Hai sobat,kali ini kita akan ditemani oleh sosok yang inspiratif. Sosok perempuan itu
adalah Marsinah, seorang buruh perempuan yang hingga kini pembunuhannya masih
menjadi misteri, namun meninggalkan banyak semangat bagi buruh dan perempuan. Hari itu
tepatnya pada 9 Mei 1993, jasad Marsinah ditemukan tergeletak di sebuah gubuk
di pinggir sawah dekat hujan jati, di dusun Jegong, desa Wilangan, Kabupaten
Nganjuk, sekitar seratus kilometer dari pondokan Marsinah di pemukiman buruh,
disa Siring, Porong. Jasad Marsinah menyisakan luka di sekujur tubuhnya,
panggul vaginanya hancur dan isi perutnya penuh dengan darah. Jasad Marsinah
menjadi saksi bisu atas segala siksaan yang dihujamkan ke Marsinah hingga ia
meregang nyawa.
Pencarian
data, penyelidikan dari pihak kepolisian, tim investigasi yang dibentuk para
aktivis dan praktisi hukum tidak sanggup menemukan pelaku pembunuhan yang
sebenarnya. Sekarang, 20 tahun sudah berlalu, kematiannya tetap menjadi
misteri. Penguasa militer pusat bahkan sempat menyusun skenario peradilan untuk
menyelubungi kasus Marsinah. Kepolisian setempat pun juga menyidik para
tersangka palsu sebagai bagian dari drama peradilan para penguasa. Skenario
peradilan palsu ini berhasil digagalkan ketika Mahkamah Agung menyatakan para
tersangka bebas karena tidak terbukti melakukan pembunuhan terhadap Marsinah.

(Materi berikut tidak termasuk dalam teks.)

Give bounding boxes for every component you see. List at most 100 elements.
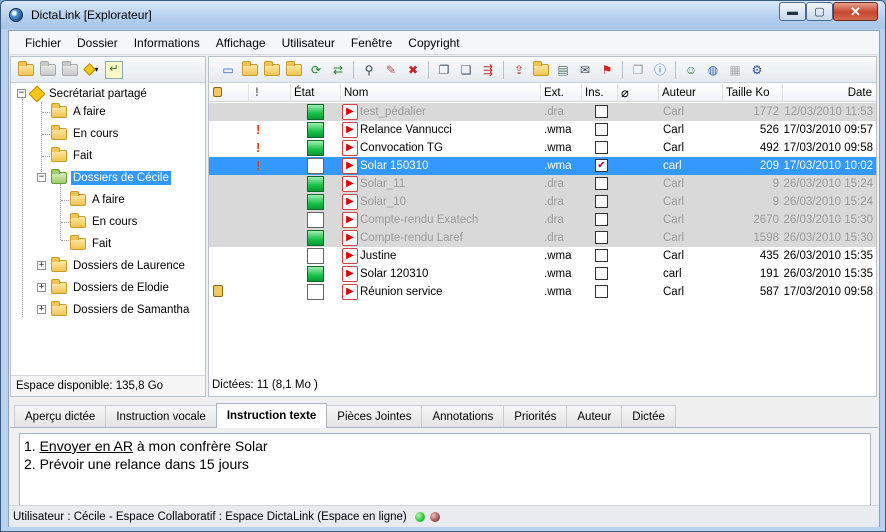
- copy-to-folder-icon[interactable]: [285, 60, 303, 79]
- edit-icon[interactable]: ✎: [382, 61, 400, 79]
- table-row[interactable]: ▶ Solar_11 .dra Carl 9 26/03/2010 15:24: [209, 175, 876, 193]
- column-ext[interactable]: Ext.: [541, 84, 582, 102]
- tab-pieces-jointes[interactable]: Pièces Jointes: [326, 405, 423, 427]
- tree-node-dossiers-de-elodie[interactable]: Dossiers de Elodie: [51, 279, 171, 297]
- tree-node-dossiers-de-cecile[interactable]: Dossiers de Cécile: [51, 169, 171, 187]
- table-row[interactable]: ▶ Réunion service .wma Carl 587 17/03/2010 09…: [209, 283, 876, 301]
- open-folder-icon[interactable]: [241, 60, 259, 79]
- column-taille[interactable]: Taille Ko: [723, 84, 783, 102]
- expand-toggle-icon[interactable]: +: [37, 261, 46, 270]
- ins-checkbox[interactable]: [595, 195, 608, 208]
- refresh-icon[interactable]: ⟳: [307, 61, 325, 79]
- menu-fenetre[interactable]: Fenêtre: [343, 32, 400, 54]
- tree-node-cecile-fait[interactable]: Fait: [70, 235, 113, 253]
- table-row[interactable]: ▶ Compte-rendu Laref .dra Carl 1598 26/03/201…: [209, 229, 876, 247]
- settings-icon[interactable]: ⚙: [748, 61, 766, 79]
- table-row[interactable]: ▶ Solar_10 .dra Carl 9 26/03/2010 15:24: [209, 193, 876, 211]
- column-etat[interactable]: État: [291, 84, 341, 102]
- globe-icon[interactable]: ◍: [704, 61, 722, 79]
- tree-node-dossiers-de-laurence[interactable]: Dossiers de Laurence: [51, 257, 187, 275]
- column-attachments[interactable]: ⌀: [618, 84, 659, 102]
- ins-checkbox[interactable]: [595, 213, 608, 226]
- tree-node-dossiers-de-samantha[interactable]: Dossiers de Samantha: [51, 301, 191, 319]
- maximize-button[interactable]: ▢: [806, 2, 833, 21]
- table-row[interactable]: ! ▶ Solar 150310 .wma ✔ carl 209 17/03/2010 10:…: [209, 157, 876, 175]
- tree-node-a-faire[interactable]: A faire: [51, 103, 108, 121]
- new-dictation-icon[interactable]: ▭: [219, 61, 237, 79]
- ins-checkbox[interactable]: ✔: [595, 159, 608, 172]
- delete-folder-icon[interactable]: [61, 60, 79, 79]
- tree-node-fait[interactable]: Fait: [51, 147, 94, 165]
- tree-node-en-cours[interactable]: En cours: [51, 125, 120, 143]
- notes-icon[interactable]: ▦: [726, 61, 744, 79]
- ins-checkbox[interactable]: [595, 285, 608, 298]
- cell-name: test_pédalier: [360, 106, 426, 118]
- column-priority[interactable]: !: [249, 84, 291, 102]
- column-date[interactable]: Date: [783, 84, 876, 102]
- properties-icon[interactable]: ❒: [629, 61, 647, 79]
- offline-status-icon: [430, 512, 440, 522]
- column-nom[interactable]: Nom: [341, 84, 541, 102]
- sync-all-icon[interactable]: ⇄: [329, 61, 347, 79]
- column-ins[interactable]: Ins.: [582, 84, 618, 102]
- tab-auteur[interactable]: Auteur: [566, 405, 623, 427]
- collapse-toggle-icon[interactable]: −: [37, 173, 46, 182]
- tab-priorites[interactable]: Priorités: [503, 405, 568, 427]
- tree-node-cecile-en-cours[interactable]: En cours: [70, 213, 139, 231]
- ins-checkbox[interactable]: [595, 177, 608, 190]
- menu-affichage[interactable]: Affichage: [208, 32, 274, 54]
- sync-icon[interactable]: ↵: [105, 60, 123, 79]
- archive-icon[interactable]: ▤: [554, 61, 572, 79]
- table-row[interactable]: ▶ Justine .wma Carl 435 26/03/2010 15:35: [209, 247, 876, 265]
- export-icon[interactable]: ⇪: [510, 61, 528, 79]
- mail-icon[interactable]: ✉: [576, 61, 594, 79]
- info-icon[interactable]: ⓘ: [651, 61, 669, 79]
- upload-icon[interactable]: [532, 60, 550, 79]
- ins-checkbox[interactable]: [595, 141, 608, 154]
- ins-checkbox[interactable]: [595, 105, 608, 118]
- menu-dossier[interactable]: Dossier: [69, 32, 126, 54]
- new-folder-icon[interactable]: [17, 60, 35, 79]
- cell-size: 209: [759, 160, 779, 172]
- expand-toggle-icon[interactable]: +: [37, 283, 46, 292]
- table-row[interactable]: ! ▶ Relance Vannucci .wma Carl 526 17/03/2010 …: [209, 121, 876, 139]
- expand-toggle-icon[interactable]: +: [37, 305, 46, 314]
- audio-file-icon: ▶: [342, 266, 358, 282]
- search-icon[interactable]: ⚲: [360, 61, 378, 79]
- transfer-icon[interactable]: ⇶: [479, 61, 497, 79]
- tab-apercu-dictee[interactable]: Aperçu dictée: [14, 405, 107, 427]
- ins-checkbox[interactable]: [595, 249, 608, 262]
- tab-instruction-texte[interactable]: Instruction texte: [215, 403, 328, 428]
- copy-icon[interactable]: ❐: [435, 61, 453, 79]
- column-auteur[interactable]: Auteur: [659, 84, 723, 102]
- ins-checkbox[interactable]: [595, 267, 608, 280]
- close-button[interactable]: ✕: [833, 2, 878, 21]
- menu-informations[interactable]: Informations: [126, 32, 208, 54]
- ins-checkbox[interactable]: [595, 123, 608, 136]
- collapse-toggle-icon[interactable]: −: [17, 89, 26, 98]
- duplicate-icon[interactable]: ❏: [457, 61, 475, 79]
- dictalink-app-icon[interactable]: [9, 8, 23, 22]
- table-row[interactable]: ! ▶ Convocation TG .wma Carl 492 17/03/2010 09…: [209, 139, 876, 157]
- minimize-button[interactable]: ▬: [779, 2, 806, 21]
- flag-icon[interactable]: ⚑: [598, 61, 616, 79]
- shared-space-icon[interactable]: ▾: [83, 61, 101, 79]
- tab-dictee[interactable]: Dictée: [621, 405, 676, 427]
- menu-copyright[interactable]: Copyright: [400, 32, 467, 54]
- menu-fichier[interactable]: Fichier: [17, 32, 69, 54]
- tab-instruction-vocale[interactable]: Instruction vocale: [105, 405, 217, 427]
- move-to-folder-icon[interactable]: [263, 60, 281, 79]
- title-bar[interactable]: DictaLink [Explorateur] ▬ ▢ ✕: [1, 1, 885, 29]
- ins-checkbox[interactable]: [595, 231, 608, 244]
- edit-folder-icon[interactable]: [39, 60, 57, 79]
- table-row[interactable]: ▶ test_pédalier .dra Carl 1772 12/03/2010 11:…: [209, 103, 876, 121]
- column-lock[interactable]: [209, 84, 249, 102]
- table-row[interactable]: ▶ Solar 120310 .wma carl 191 26/03/2010 15:35: [209, 265, 876, 283]
- menu-utilisateur[interactable]: Utilisateur: [274, 32, 343, 54]
- tab-annotations[interactable]: Annotations: [421, 405, 505, 427]
- tree-node-root[interactable]: Secrétariat partagé: [28, 85, 149, 103]
- tree-node-cecile-a-faire[interactable]: A faire: [70, 191, 127, 209]
- delete-icon[interactable]: ✖: [404, 61, 422, 79]
- table-row[interactable]: ▶ Compte-rendu Exatech .dra Carl 2670 26/03/2…: [209, 211, 876, 229]
- users-icon[interactable]: ☺: [682, 61, 700, 79]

Setelah itu, kasusnya tidak jua diusut oleh aparat hukum di negeri ini. Kuburan
Marsinah yang sempat dibongkar beberapa kali untuk penyelidikan tidak
membuahkan hasil. Membongkar kasus Marsinah sama halnya dengan memblejeti para
penguasa, elit politik, aparat hukum, dan pemodal, sehingga tak heran bila
sulit dilakukan. Sama halnya dengan nasib berbagai kasus pelanggaran Hak Asasi
Manusia lainnya di negeri ini.
Dan,
Marsinah tidak pernah habis sebagai sebuah inspirasi. Aktifis feminis
memperjuangkannya sebagai korban kekerasan perempuan, para seniman
mengabadikannya dalam sebuah lagu dan puisi, panggung teater, hingga seni rupa.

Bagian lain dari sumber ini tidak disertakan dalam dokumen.